Security teams are facing a significant challenge with AI defenses that are failing to protect against modern threats. Recent research from OpenAI, Anthropic, and Google DeepMind has revealed that most AI security products are not effective against adaptive attacks. The paper titled “The Attacker Moves Second: Stronger Adaptive Attacks Bypass Defenses Against Llm Jailbreaks and Prompt Injections” tested 12 AI defenses and found that they had bypass rates above 90% under adaptive attack conditions.

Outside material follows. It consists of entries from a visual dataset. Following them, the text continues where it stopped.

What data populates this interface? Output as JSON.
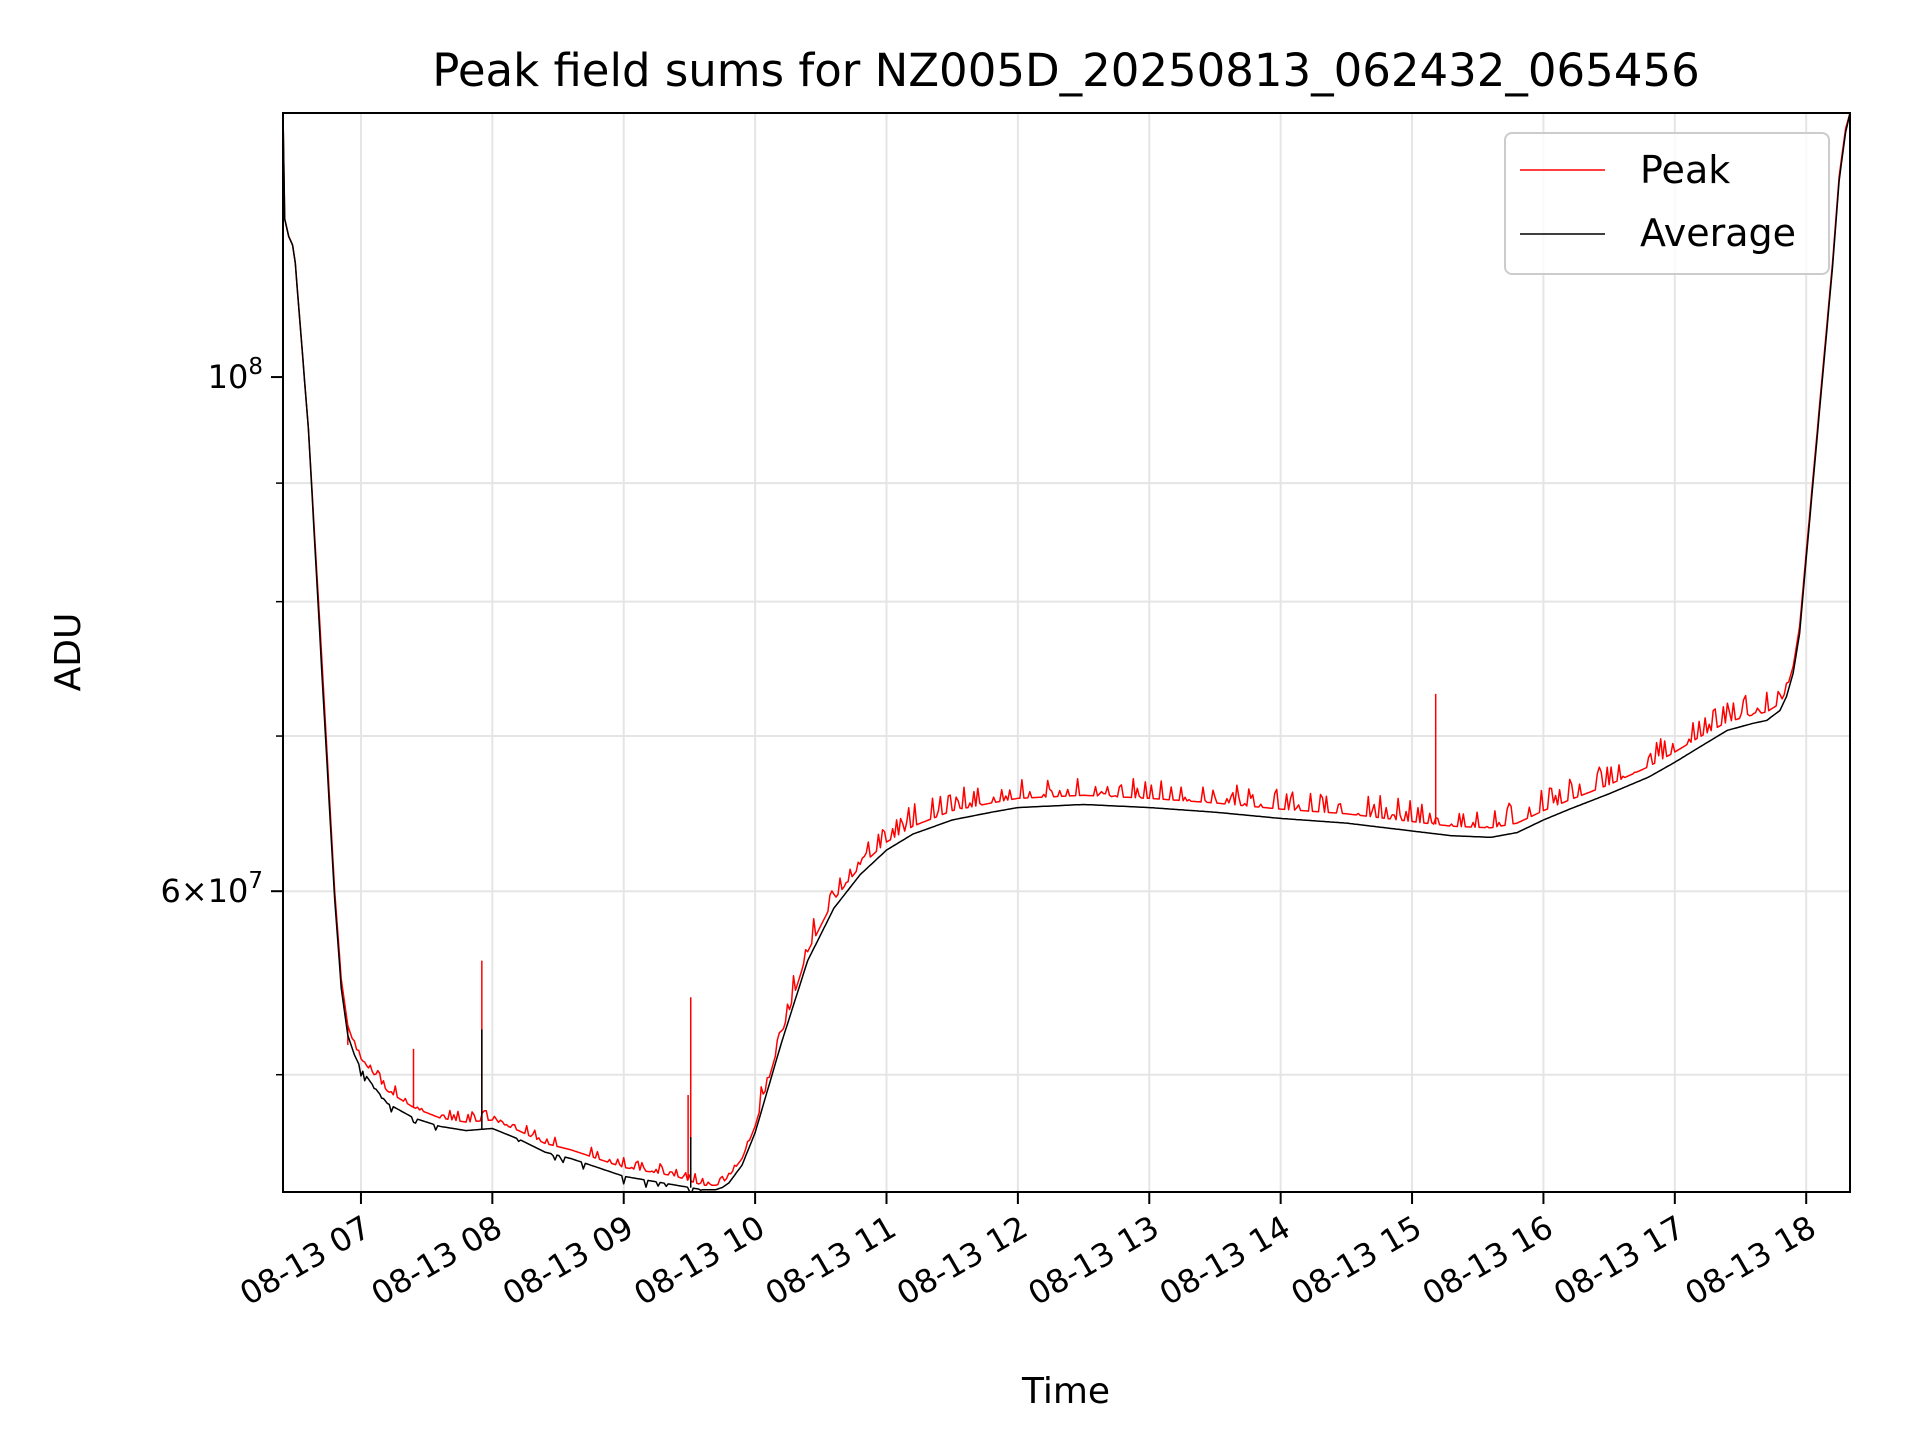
{
  "chart_data": {
    "type": "line",
    "title": "Peak field sums for NZ005D_20250813_062432_065456",
    "xlabel": "Time",
    "ylabel": "ADU",
    "y_scale": "log",
    "grid": true,
    "legend_position": "top-right",
    "x_tick_labels": [
      "08-13 07",
      "08-13 08",
      "08-13 09",
      "08-13 10",
      "08-13 11",
      "08-13 12",
      "08-13 13",
      "08-13 14",
      "08-13 15",
      "08-13 16",
      "08-13 17",
      "08-13 18"
    ],
    "x_tick_hours": [
      7,
      8,
      9,
      10,
      11,
      12,
      13,
      14,
      15,
      16,
      17,
      18
    ],
    "xlim_hours": [
      6.4067,
      18.3333
    ],
    "ylim": [
      44500000,
      130000000
    ],
    "y_major_ticks": [
      {
        "value": 100000000,
        "label": "10^8"
      },
      {
        "value": 60000000,
        "label": "6×10^7"
      }
    ],
    "y_minor_grid": [
      50000000,
      60000000,
      70000000,
      80000000,
      90000000
    ],
    "series": [
      {
        "name": "Peak",
        "color": "#ff0000",
        "time_hours": [
          6.4067,
          6.42,
          6.45,
          6.48,
          6.5,
          6.6,
          6.7,
          6.8,
          6.85,
          6.9,
          6.95,
          7.0,
          7.1,
          7.2,
          7.4,
          7.6,
          7.8,
          8.0,
          8.2,
          8.4,
          8.6,
          8.8,
          9.0,
          9.2,
          9.4,
          9.5,
          9.6,
          9.7,
          9.75,
          9.8,
          9.9,
          10.0,
          10.2,
          10.4,
          10.6,
          10.8,
          11.0,
          11.2,
          11.5,
          11.8,
          12.0,
          12.5,
          13.0,
          13.5,
          14.0,
          14.5,
          15.0,
          15.3,
          15.6,
          15.8,
          16.0,
          16.2,
          16.5,
          16.8,
          17.0,
          17.2,
          17.4,
          17.6,
          17.7,
          17.8,
          17.85,
          17.9,
          17.95,
          18.0,
          18.1,
          18.2,
          18.25,
          18.3,
          18.3333
        ],
        "values": [
          130000000,
          117000000,
          115000000,
          114000000,
          112000000,
          95000000,
          76000000,
          60000000,
          55000000,
          52500000,
          51500000,
          50800000,
          50000000,
          49200000,
          48400000,
          47900000,
          47700000,
          47800000,
          47300000,
          46700000,
          46400000,
          46000000,
          45600000,
          45400000,
          45200000,
          45000000,
          44800000,
          44800000,
          44900000,
          45200000,
          46000000,
          47500000,
          52000000,
          56500000,
          59500000,
          61500000,
          63000000,
          64000000,
          65000000,
          65500000,
          65800000,
          66000000,
          65800000,
          65500000,
          65100000,
          64800000,
          64300000,
          64000000,
          63900000,
          64200000,
          65000000,
          65700000,
          66700000,
          67900000,
          68900000,
          70000000,
          71000000,
          71500000,
          71700000,
          72300000,
          73300000,
          75000000,
          78000000,
          84000000,
          97000000,
          112000000,
          122000000,
          128000000,
          130000000
        ],
        "spikes": [
          {
            "time_hours": 6.9,
            "value": 51500000
          },
          {
            "time_hours": 7.4,
            "value": 51300000
          },
          {
            "time_hours": 7.92,
            "value": 56000000
          },
          {
            "time_hours": 9.49,
            "value": 49000000
          },
          {
            "time_hours": 9.51,
            "value": 54000000
          },
          {
            "time_hours": 15.18,
            "value": 73000000
          }
        ]
      },
      {
        "name": "Average",
        "color": "#000000",
        "time_hours": [
          6.4067,
          6.42,
          6.45,
          6.48,
          6.5,
          6.6,
          6.7,
          6.8,
          6.85,
          6.9,
          6.95,
          7.0,
          7.1,
          7.2,
          7.4,
          7.6,
          7.8,
          8.0,
          8.2,
          8.4,
          8.6,
          8.8,
          9.0,
          9.2,
          9.4,
          9.5,
          9.6,
          9.7,
          9.75,
          9.8,
          9.9,
          10.0,
          10.2,
          10.4,
          10.6,
          10.8,
          11.0,
          11.2,
          11.5,
          11.8,
          12.0,
          12.5,
          13.0,
          13.5,
          14.0,
          14.5,
          15.0,
          15.3,
          15.6,
          15.8,
          16.0,
          16.2,
          16.5,
          16.8,
          17.0,
          17.2,
          17.4,
          17.6,
          17.7,
          17.8,
          17.85,
          17.9,
          17.95,
          18.0,
          18.1,
          18.2,
          18.25,
          18.3,
          18.3333
        ],
        "values": [
          130000000,
          117000000,
          115000000,
          114000000,
          112000000,
          95000000,
          75000000,
          59500000,
          54500000,
          52000000,
          51000000,
          50300000,
          49400000,
          48600000,
          47900000,
          47500000,
          47300000,
          47400000,
          46900000,
          46300000,
          46000000,
          45600000,
          45200000,
          45000000,
          44800000,
          44700000,
          44600000,
          44600000,
          44700000,
          44900000,
          45700000,
          47200000,
          51600000,
          56000000,
          59000000,
          61000000,
          62500000,
          63500000,
          64400000,
          64900000,
          65200000,
          65400000,
          65200000,
          64900000,
          64500000,
          64200000,
          63700000,
          63400000,
          63300000,
          63600000,
          64400000,
          65100000,
          66100000,
          67200000,
          68200000,
          69300000,
          70400000,
          70900000,
          71100000,
          71800000,
          72800000,
          74500000,
          77500000,
          83500000,
          96500000,
          111500000,
          121500000,
          127500000,
          130000000
        ],
        "spikes": [
          {
            "time_hours": 7.92,
            "value": 52300000
          },
          {
            "time_hours": 9.51,
            "value": 47000000
          }
        ]
      }
    ]
  }
}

The study focused on prompting-based, training-based, and filtering-based defenses, all of which collapsed under the pressure of adaptive attacks. Prompting defenses had success rates ranging from 95% to 99%, while training-based methods had bypass rates of 96% to 100%. This highlights a critical issue: most AI security products are being tested against attackers that do not behave like real attackers.

One of the key reasons for the failure of these defenses is that they are stateless, while AI attacks are not. Modern prompt injection techniques, such as Crescendo and Greedy Coordinate Gradient (GCG), exploit this mismatch by breaking requests into fragments, automating attacks, and obfuscating malicious payloads. These attacks operate at the semantic layer, making signature-based detection ineffective.

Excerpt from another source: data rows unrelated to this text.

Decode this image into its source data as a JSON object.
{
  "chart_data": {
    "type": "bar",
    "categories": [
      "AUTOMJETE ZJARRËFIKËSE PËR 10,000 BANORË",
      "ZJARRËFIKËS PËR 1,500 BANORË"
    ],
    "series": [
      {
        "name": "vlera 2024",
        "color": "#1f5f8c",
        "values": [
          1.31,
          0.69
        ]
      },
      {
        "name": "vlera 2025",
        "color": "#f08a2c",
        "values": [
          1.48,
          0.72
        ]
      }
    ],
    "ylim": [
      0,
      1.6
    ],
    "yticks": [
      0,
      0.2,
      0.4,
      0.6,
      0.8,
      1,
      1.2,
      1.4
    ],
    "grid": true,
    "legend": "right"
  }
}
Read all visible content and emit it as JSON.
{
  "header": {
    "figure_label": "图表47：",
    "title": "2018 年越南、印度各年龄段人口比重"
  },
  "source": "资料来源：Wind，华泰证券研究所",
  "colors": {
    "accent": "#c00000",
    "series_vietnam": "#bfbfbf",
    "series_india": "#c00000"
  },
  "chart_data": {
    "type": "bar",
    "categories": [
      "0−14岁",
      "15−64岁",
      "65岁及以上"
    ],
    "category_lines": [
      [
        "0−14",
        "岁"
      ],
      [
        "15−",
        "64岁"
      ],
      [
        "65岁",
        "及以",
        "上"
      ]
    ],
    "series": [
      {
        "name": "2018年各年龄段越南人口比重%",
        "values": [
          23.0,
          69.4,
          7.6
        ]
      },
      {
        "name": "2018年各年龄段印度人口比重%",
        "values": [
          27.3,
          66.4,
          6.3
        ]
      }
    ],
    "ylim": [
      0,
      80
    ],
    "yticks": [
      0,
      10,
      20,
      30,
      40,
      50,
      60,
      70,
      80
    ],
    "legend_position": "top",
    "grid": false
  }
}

The rapid deployment of AI in enterprise applications, as predicted by Gartner, is exacerbating the problem. Attackers are leveraging AI to execute sophisticated cyber operations with minimal human involvement, bypassing traditional endpoint defenses. The shift towards AI-based attacks is challenging security teams to keep pace with evolving threats.

Four distinct attacker profiles are already exploiting the gaps in AI defenses. External adversaries, malicious B2B clients, compromised API consumers, and negligent insiders are leveraging adaptive attack techniques to breach security controls. These attackers are adapting their approaches to bypass defenses that fail to detect multi-step attacks, encoded payloads, and context across conversation turns.

To address these challenges, security leaders must ask critical questions when evaluating AI security vendors. Questions about bypass rates against adaptive attackers, detection of multi-turn attacks, handling of encoded payloads, and context tracking are essential. Vendors must demonstrate their ability to adapt defenses against novel attack patterns and update them in a timely manner.

In conclusion, the research findings underscore the urgent need for enterprises to reassess their AI security controls. The gap between the rapid deployment of AI technologies and the stagnant state of security defenses poses a significant risk. Security teams must proactively address these vulnerabilities to prevent data breaches and protect sensitive information.